Asked whether she thought the moderator’s questioning of her was a little tough, Ivanka shrugged it off: “I’m used to it. It’s fine.”
When the jeers erupted during the panel, the moderator referenced the crowd’s reaction in following up with Ivanka by noting that many people are suspicious of President Trump’s stated support for women’s empowerment.
“I’ve certainly heard the criticism from the media and that’s been perpetuated,” Ivanka said, prompting further heckling from some in the crowd at the panel on women’s entrepreneurship.
She went on to vouch for her father’s record in empowering women – pointing to his business and her own upbringing – as evidence of his belief in gender equality.
“As a daughter, I can speak on a very personal level knowing that he encouraged me and enabled me to thrive,” she said, noting that her father did not distinguish between how she and her brothers were treated at home.

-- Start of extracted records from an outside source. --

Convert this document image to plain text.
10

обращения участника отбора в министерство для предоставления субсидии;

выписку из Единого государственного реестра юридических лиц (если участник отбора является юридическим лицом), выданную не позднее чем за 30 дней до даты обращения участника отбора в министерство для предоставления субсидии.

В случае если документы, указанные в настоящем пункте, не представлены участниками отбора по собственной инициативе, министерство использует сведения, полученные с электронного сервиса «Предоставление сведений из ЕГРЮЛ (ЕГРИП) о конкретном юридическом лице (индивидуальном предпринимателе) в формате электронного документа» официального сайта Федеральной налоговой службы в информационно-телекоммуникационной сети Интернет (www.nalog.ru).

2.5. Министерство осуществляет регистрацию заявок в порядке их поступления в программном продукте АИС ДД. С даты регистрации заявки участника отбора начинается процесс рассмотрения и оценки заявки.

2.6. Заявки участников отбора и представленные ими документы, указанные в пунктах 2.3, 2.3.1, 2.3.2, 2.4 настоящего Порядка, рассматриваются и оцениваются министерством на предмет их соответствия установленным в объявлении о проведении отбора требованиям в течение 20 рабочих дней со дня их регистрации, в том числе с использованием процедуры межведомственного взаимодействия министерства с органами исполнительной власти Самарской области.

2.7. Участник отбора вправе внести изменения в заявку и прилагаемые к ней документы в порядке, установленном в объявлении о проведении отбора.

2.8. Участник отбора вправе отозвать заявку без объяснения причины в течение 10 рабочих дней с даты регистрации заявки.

Ivanka Trump participated in the panel along with other high-profile women, including German Chancellor Angela Merkel, who personally invited her to Germany for the summit, and International Monetary Fund chief Christine Lagarde.
Trump, 35, was also asked by the moderator whether she is representing her father, the U.S. people or her business.
“Certainly not the latter,” she said, going on to say the role as first daughter is still very new to her but that she’s looking for the best ways to empower women in the workplace.
She said she’ll bring the knowledge she gains at the summit back to her father.
She specifically pointed to equal pay and paid family leave as useful policies to help level the playing field for women, and noted that the United States is the only developed country without a paid family leave policy.
She also touted the cause of STEM education -- science, technology, engineering and mathematics -- for young women and girls.